Joshua Bessex/The Daily AstorianBalloons float in the background during the graduation ceremony.

The unrelenting ethic is about results.

Graduation at the Tongue Point Job Corps Center is an emotionally charged event. The day marks completion of a demanding program that’s aimed at equipping a group of young people for entry into the economy.

Seeing these young men and women walk to receive their diplomas is a reminder not to take one’s good fortune for granted. One of last week’s graduates was Gabriel Chavez, whose life story of setback after setback was described by Edward Stratton. Of his Job Corps experience, Chavez told Stratton: “I thought I would fail, because nothing good ever happened in my life.”

Imagine the challenge facing Thamar Baker, a refugee of the Haitian earthquake who came to Colville, Washington, speaking only French and Creole.

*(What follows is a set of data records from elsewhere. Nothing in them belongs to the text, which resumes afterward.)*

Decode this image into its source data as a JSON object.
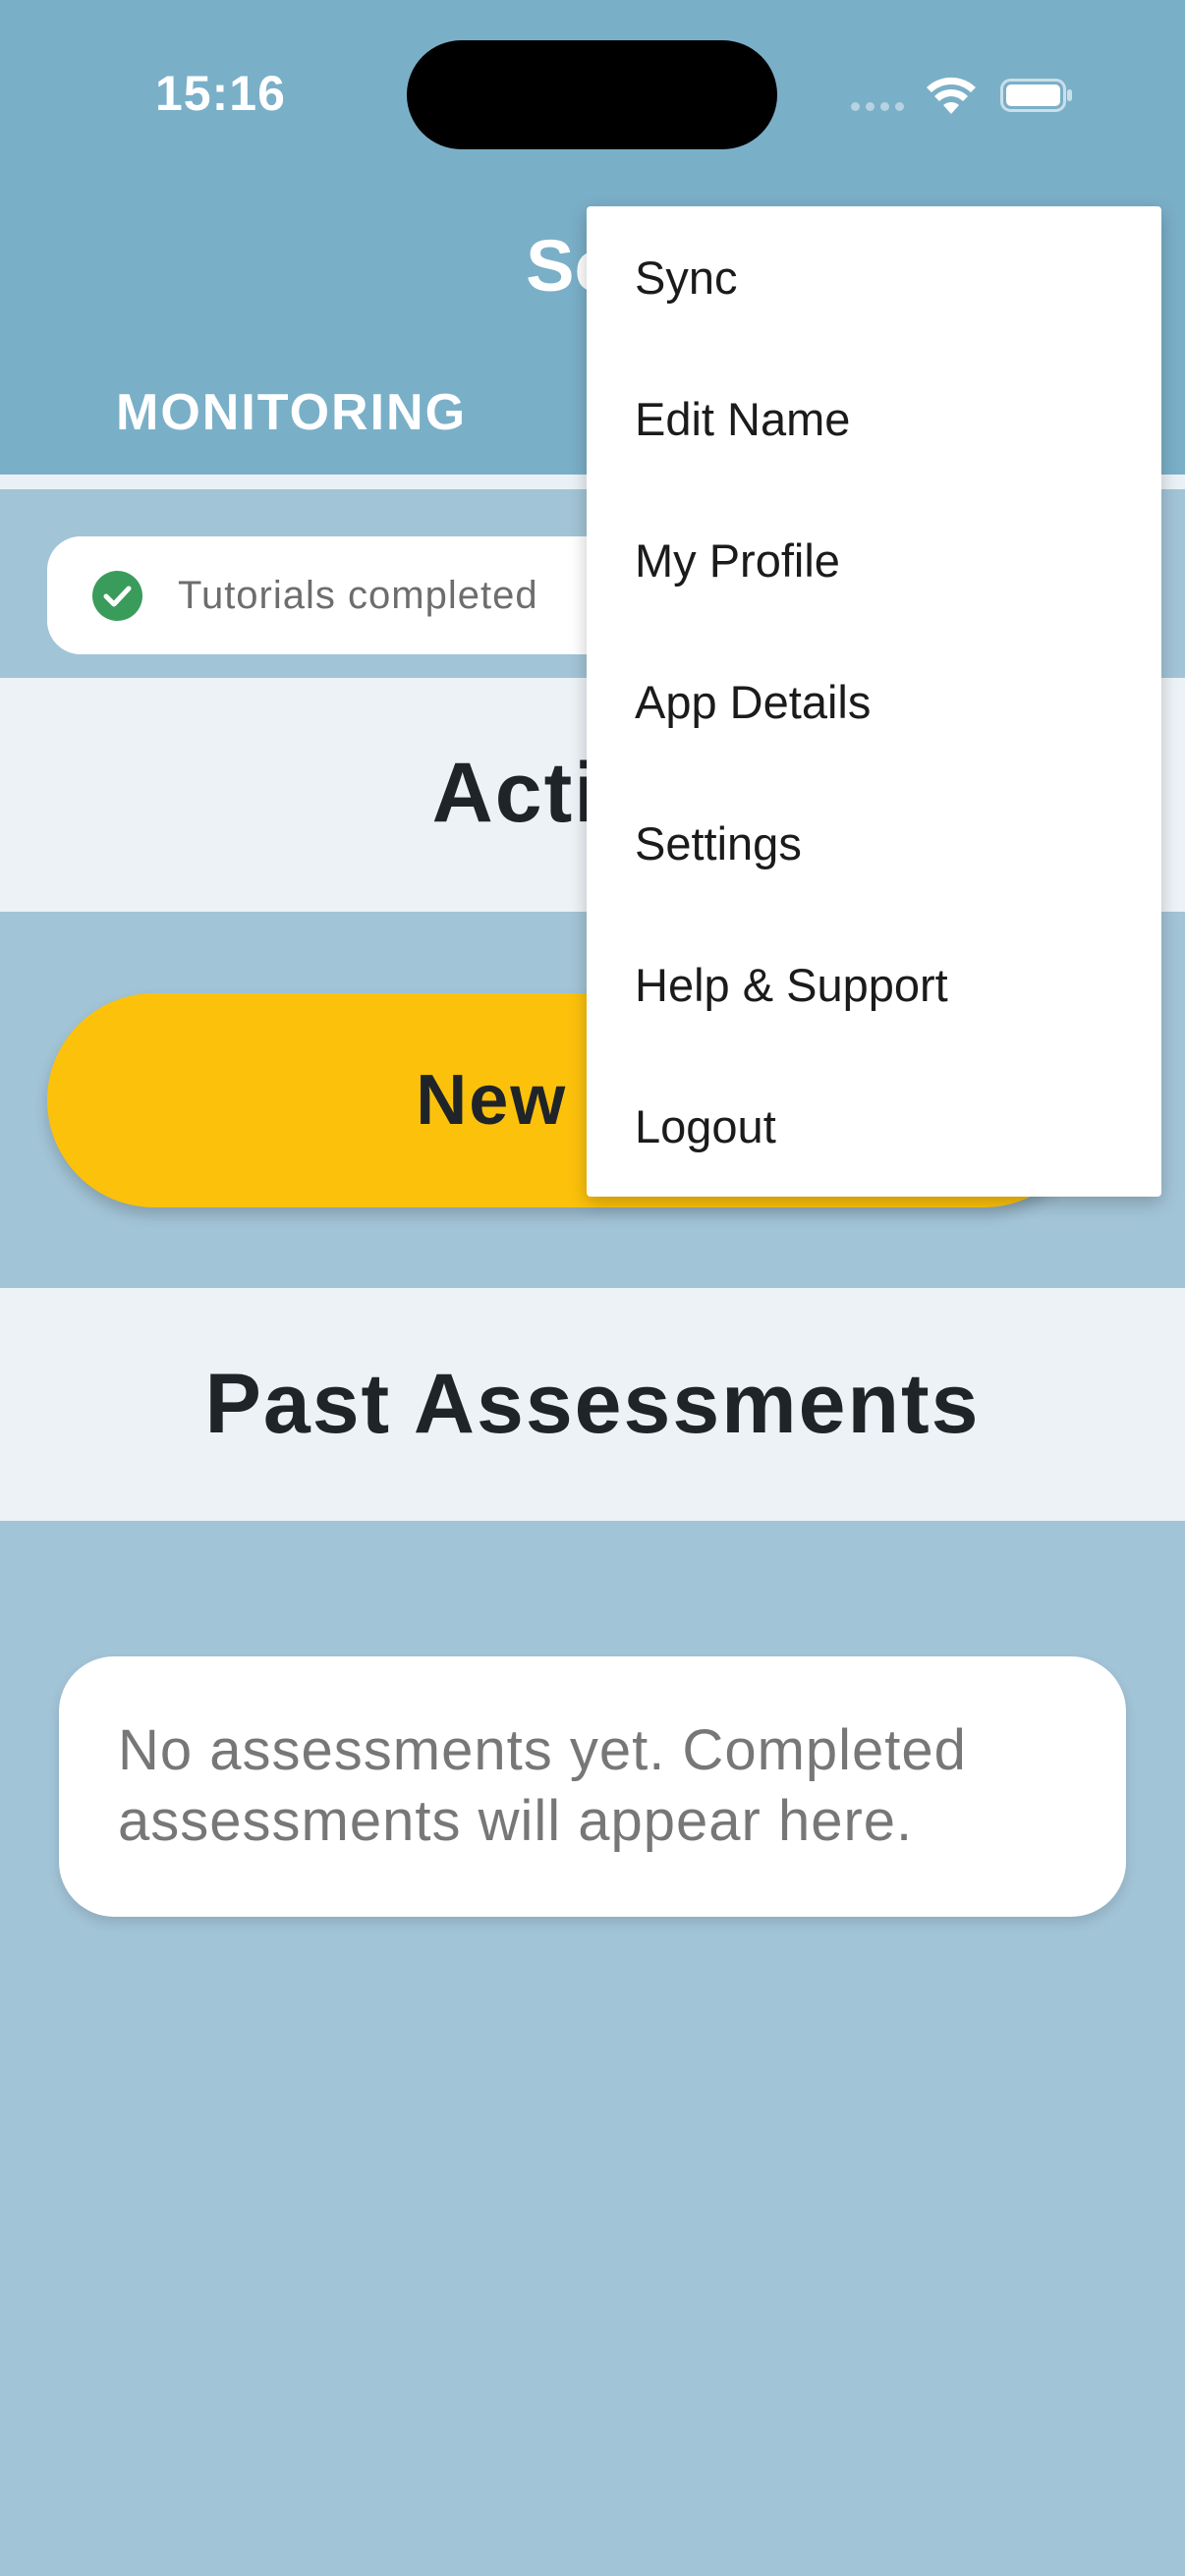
{
  "status_bar": {
    "time": "15:16",
    "icons": [
      "signal-icon",
      "wifi-icon",
      "battery-icon"
    ]
  },
  "header": {
    "title_visible": "Sch",
    "tabs": [
      {
        "label": "MONITORING"
      }
    ]
  },
  "tutorial_banner": {
    "text": "Tutorials completed",
    "icon": "check-circle-icon"
  },
  "activity": {
    "heading": "Activity",
    "new_button_label": "New Ass"
  },
  "past_assessments": {
    "heading": "Past Assessments",
    "empty_text": "No assessments yet. Completed assessments will appear here."
  },
  "menu": {
    "items": [
      {
        "label": "Sync"
      },
      {
        "label": "Edit Name"
      },
      {
        "label": "My Profile"
      },
      {
        "label": "App Details"
      },
      {
        "label": "Settings"
      },
      {
        "label": "Help & Support"
      },
      {
        "label": "Logout"
      }
    ]
  },
  "colors": {
    "header": "#7aafc8",
    "background": "#a2c4d7",
    "band": "#edf2f7",
    "accent_button": "#fcc10b",
    "success": "#3a9c5b"
  }
}
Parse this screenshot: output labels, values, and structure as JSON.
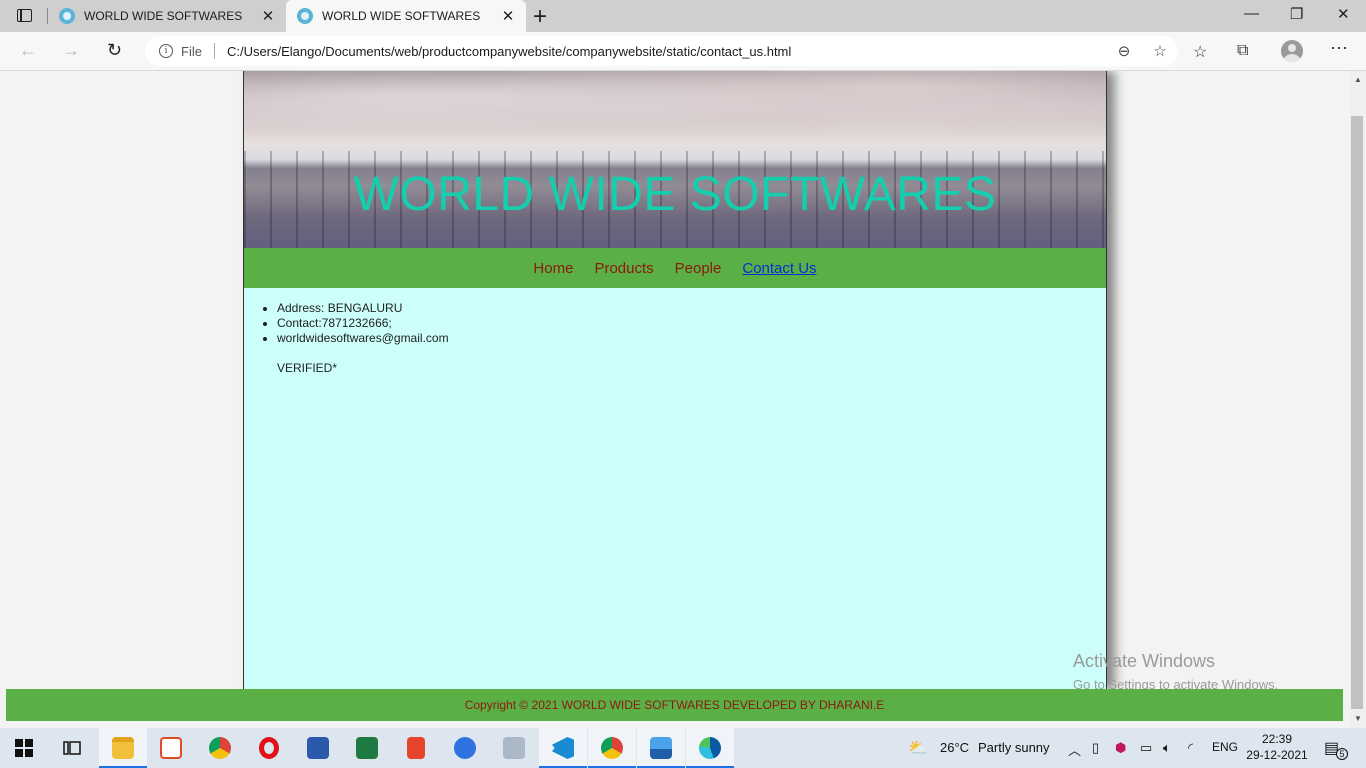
{
  "browser": {
    "tabs": [
      {
        "title": "WORLD WIDE SOFTWARES",
        "active": false
      },
      {
        "title": "WORLD WIDE SOFTWARES",
        "active": true
      }
    ],
    "address": {
      "scheme_label": "File",
      "url": "C:/Users/Elango/Documents/web/productcompanywebsite/companywebsite/static/contact_us.html"
    }
  },
  "site": {
    "heading": "WORLD WIDE SOFTWARES",
    "nav": [
      {
        "label": "Home"
      },
      {
        "label": "Products"
      },
      {
        "label": "People"
      },
      {
        "label": "Contact Us",
        "current": true
      }
    ],
    "contact": [
      "Address: BENGALURU",
      "Contact:7871232666;",
      "worldwidesoftwares@gmail.com"
    ],
    "verified": "VERIFIED*",
    "footer": "Copyright © 2021 WORLD WIDE SOFTWARES DEVELOPED BY DHARANI.E",
    "colors": {
      "heading": "#14cfae",
      "nav_bg": "#5ab044",
      "content_bg": "#ccfffb",
      "link": "#8b1a10",
      "current_link": "#0a2ed6"
    }
  },
  "watermark": {
    "line1": "Activate Windows",
    "line2": "Go to Settings to activate Windows."
  },
  "taskbar": {
    "apps": [
      "start-icon",
      "task-view-icon",
      "file-explorer-icon",
      "presentation-app-icon",
      "chrome-icon",
      "opera-icon",
      "word-icon",
      "excel-icon",
      "office-icon",
      "media-player-icon",
      "disney-plus-icon",
      "vscode-icon",
      "chrome-profile-icon",
      "photos-icon",
      "edge-icon"
    ],
    "weather": {
      "temp": "26°C",
      "condition": "Partly sunny"
    },
    "language": "ENG",
    "time": "22:39",
    "date": "29-12-2021",
    "notification_count": "5"
  }
}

Baker learned English and graduated from high school with her contemporaries.

The unrelenting Job Corps ethic is about results. Students must master professional skills and attain social skills. The center itself is measured on outcomes. The Tongue Point Center ranks sixth out of 127 centers in the job placement of its graduates.

Job Corps is one of the best training programs the federal government has fostered. Fifty years on, the Tongue Point Job Corps Center delivers tangible results of which we can be proud.